Concord has what appears to be the nation’s best-preserved gasholder, the name for a large building that once held flammable gas made from coal, which was commonly used for municipal lighting in the days before natural gas. It has just been added to the National Register of Historic Places, as I note in today’s Monitor – which is of interest to Granite Geek not because the building is handsome (which it is) but because its massive internal floating cap is still intact.
In the middle of the 19th century most cities of any size had at least one gasholder – a big, round, brick building that was usually located downtown to reduce the amount of piping that had to be built. Coal was processed to make gas (heated in the absence of oxygen) , usually on site, and then pumped into the gasholder until it was needed.

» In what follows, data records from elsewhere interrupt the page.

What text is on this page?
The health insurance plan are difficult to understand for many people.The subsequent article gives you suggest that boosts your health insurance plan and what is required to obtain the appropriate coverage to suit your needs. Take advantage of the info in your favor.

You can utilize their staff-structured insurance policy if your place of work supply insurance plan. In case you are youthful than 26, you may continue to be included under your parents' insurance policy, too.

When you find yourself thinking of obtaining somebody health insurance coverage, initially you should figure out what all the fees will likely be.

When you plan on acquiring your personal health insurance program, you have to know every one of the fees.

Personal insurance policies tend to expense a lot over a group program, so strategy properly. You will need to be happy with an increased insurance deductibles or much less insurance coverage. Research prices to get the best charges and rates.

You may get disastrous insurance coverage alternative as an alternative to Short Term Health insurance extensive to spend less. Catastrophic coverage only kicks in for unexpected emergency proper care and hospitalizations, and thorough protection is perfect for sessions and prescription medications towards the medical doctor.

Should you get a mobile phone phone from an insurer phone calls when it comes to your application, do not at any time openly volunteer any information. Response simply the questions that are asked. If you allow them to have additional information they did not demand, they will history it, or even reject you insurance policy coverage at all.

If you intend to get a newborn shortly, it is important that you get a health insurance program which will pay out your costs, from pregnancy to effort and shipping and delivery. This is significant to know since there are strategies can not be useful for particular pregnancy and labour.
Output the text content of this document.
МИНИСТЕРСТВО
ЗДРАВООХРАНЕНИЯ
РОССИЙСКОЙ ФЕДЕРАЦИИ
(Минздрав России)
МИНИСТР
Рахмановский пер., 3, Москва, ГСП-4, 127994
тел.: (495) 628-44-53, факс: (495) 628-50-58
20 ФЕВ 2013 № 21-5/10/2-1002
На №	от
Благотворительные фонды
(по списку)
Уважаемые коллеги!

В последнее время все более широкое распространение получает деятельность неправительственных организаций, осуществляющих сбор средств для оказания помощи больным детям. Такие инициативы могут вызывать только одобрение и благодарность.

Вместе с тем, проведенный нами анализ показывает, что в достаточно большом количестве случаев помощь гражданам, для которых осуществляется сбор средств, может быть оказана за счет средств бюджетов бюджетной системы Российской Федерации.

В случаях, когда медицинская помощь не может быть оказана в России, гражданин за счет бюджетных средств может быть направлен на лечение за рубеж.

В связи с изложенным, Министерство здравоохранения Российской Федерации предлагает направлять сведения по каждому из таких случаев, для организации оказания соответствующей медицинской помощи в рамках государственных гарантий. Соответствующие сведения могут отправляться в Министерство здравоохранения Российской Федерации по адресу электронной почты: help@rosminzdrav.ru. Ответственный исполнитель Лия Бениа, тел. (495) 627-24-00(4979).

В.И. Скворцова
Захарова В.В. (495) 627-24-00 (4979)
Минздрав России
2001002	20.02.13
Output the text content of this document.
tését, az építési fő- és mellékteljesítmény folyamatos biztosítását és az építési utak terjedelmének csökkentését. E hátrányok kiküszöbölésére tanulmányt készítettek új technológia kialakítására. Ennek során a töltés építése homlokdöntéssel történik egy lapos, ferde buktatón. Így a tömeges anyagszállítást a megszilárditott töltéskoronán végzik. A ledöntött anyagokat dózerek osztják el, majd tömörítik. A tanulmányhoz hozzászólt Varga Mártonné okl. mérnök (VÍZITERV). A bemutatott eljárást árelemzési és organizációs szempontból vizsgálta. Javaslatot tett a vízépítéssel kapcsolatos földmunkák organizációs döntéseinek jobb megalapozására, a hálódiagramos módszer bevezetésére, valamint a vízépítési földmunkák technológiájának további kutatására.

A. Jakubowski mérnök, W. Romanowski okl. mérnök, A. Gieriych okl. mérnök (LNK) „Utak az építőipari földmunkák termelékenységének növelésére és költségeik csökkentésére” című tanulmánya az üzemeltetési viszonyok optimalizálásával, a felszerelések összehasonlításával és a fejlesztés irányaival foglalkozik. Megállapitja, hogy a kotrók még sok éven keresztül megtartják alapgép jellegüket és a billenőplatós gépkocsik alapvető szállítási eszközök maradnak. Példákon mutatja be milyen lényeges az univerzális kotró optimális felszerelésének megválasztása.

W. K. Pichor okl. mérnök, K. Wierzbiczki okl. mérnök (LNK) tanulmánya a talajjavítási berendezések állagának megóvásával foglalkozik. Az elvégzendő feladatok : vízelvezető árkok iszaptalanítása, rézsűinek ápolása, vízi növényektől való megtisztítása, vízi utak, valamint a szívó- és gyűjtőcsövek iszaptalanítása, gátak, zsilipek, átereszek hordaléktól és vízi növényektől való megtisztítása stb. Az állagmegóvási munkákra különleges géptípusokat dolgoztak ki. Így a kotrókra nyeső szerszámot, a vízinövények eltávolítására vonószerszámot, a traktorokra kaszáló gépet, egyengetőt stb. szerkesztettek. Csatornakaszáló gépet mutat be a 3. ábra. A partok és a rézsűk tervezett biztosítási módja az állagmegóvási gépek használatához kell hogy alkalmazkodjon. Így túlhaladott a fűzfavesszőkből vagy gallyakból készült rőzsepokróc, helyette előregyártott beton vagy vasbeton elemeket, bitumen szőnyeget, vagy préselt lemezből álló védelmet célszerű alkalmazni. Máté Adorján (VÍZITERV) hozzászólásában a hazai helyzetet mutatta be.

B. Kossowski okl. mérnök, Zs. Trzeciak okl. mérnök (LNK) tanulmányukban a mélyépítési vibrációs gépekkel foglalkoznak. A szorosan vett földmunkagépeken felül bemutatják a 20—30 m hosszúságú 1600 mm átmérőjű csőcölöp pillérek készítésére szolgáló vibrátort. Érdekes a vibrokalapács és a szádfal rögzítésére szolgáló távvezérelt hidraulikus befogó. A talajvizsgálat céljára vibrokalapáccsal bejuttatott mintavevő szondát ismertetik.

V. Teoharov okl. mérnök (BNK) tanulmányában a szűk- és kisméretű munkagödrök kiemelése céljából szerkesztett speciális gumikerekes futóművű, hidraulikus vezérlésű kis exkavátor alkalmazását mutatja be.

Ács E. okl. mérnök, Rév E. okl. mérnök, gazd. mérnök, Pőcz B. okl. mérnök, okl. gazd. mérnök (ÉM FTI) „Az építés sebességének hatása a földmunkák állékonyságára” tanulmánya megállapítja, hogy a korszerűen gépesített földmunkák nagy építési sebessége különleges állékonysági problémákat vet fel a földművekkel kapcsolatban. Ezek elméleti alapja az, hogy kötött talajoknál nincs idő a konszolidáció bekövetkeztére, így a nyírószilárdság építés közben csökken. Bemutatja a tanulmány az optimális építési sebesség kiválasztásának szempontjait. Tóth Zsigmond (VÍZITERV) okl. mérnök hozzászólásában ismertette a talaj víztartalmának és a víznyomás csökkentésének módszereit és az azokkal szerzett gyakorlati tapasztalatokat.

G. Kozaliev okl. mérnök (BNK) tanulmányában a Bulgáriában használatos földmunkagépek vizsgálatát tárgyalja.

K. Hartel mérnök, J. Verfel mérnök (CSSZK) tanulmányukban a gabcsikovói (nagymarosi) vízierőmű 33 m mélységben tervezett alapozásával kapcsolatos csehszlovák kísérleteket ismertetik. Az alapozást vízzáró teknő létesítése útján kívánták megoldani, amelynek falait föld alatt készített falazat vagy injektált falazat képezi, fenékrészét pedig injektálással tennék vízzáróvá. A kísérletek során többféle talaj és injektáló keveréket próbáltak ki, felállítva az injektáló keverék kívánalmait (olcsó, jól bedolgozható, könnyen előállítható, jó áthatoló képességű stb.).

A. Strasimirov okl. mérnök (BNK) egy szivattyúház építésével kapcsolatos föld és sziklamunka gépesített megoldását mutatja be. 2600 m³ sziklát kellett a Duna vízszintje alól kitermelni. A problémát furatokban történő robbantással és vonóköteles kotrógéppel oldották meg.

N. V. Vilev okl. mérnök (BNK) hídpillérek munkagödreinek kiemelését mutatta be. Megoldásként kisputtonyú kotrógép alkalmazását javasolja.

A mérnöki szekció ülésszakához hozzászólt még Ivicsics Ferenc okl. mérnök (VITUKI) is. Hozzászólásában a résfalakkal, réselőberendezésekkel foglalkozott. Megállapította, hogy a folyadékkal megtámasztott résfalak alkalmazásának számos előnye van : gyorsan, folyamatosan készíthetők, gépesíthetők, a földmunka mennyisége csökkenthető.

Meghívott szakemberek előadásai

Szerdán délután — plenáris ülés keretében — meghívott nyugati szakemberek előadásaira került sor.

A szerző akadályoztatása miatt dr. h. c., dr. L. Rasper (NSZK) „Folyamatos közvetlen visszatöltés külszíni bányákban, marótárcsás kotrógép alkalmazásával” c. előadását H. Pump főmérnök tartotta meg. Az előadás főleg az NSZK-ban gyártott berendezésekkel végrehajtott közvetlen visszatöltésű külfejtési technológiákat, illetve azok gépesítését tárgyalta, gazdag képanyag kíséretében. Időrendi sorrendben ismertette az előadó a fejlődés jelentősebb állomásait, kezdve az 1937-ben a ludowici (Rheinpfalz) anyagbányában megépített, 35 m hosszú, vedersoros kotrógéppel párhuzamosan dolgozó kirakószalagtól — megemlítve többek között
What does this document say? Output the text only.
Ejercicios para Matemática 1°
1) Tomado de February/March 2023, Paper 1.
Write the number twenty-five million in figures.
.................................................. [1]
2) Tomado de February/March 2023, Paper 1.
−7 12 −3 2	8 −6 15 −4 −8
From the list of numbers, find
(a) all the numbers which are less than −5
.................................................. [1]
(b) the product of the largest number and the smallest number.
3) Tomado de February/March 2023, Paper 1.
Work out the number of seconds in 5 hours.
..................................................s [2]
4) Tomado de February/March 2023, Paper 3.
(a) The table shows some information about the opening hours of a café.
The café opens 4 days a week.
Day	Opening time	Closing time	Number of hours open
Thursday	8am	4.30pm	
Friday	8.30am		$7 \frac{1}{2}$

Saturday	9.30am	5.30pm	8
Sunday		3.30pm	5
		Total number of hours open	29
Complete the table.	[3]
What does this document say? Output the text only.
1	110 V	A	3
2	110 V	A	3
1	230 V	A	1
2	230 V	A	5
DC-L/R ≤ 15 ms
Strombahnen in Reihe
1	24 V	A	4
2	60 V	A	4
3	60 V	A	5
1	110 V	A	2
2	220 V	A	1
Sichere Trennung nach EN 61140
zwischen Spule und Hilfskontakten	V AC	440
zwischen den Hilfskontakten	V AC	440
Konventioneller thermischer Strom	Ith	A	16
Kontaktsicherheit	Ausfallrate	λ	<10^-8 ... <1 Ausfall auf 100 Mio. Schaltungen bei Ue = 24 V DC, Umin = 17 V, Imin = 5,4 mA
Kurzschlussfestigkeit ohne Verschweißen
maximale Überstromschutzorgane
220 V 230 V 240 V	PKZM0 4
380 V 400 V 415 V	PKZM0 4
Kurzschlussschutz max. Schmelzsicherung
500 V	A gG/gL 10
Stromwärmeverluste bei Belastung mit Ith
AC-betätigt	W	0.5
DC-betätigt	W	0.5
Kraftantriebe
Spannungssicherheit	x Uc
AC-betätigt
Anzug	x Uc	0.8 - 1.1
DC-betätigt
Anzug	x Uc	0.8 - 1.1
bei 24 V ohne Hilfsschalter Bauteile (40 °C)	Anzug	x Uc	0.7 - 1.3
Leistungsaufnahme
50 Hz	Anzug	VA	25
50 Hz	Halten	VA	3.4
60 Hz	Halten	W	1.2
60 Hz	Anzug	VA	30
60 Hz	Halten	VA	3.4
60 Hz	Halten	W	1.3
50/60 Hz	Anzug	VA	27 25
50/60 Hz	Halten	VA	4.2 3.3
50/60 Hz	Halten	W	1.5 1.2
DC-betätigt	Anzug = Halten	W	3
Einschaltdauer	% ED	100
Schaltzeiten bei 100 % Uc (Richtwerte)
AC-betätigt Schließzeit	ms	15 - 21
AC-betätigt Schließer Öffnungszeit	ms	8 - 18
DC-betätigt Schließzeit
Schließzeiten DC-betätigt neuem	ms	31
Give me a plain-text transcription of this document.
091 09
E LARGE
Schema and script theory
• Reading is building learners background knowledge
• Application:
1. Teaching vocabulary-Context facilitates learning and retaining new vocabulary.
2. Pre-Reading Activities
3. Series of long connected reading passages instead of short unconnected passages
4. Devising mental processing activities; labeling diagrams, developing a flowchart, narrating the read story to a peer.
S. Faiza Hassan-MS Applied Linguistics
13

The interesting part, to me, is the way it was stored: above a bed of water and covered by a floating cap that rose and fell as gas was pumped in or pumped out. (The illustration above is from wikipedia.)
In Concord, the cap was 88 feet in diameter and weighed several tons, a weight that maintained the proper pressure on the gas. It could rise almost 30 feet to the ceiling, held in place by wheels on vertical rails along the walls. It was connected to an arrow outside the building that showed the height of the cap, and thus the amount of gas that was stored inside the building.
While there are scores of intact gasholder buildings around the country, this appears to be the only one where the cap still exists. There’s no water or gas in the building, of course – it hasn’t been used since 1953 – but all the mechanisms are still there.
Cool, right? Yes, but owner Liberty Utilities say it could cost $500,000 just to stabilize the building so it won’t collapse like a portico did in 2016 (brick buildings from 1888 need lots of care) and as much as a million bucks to make it so that people can go inside. They don’t really want to spend that money on a property that they have no use for, so its future is uncertain.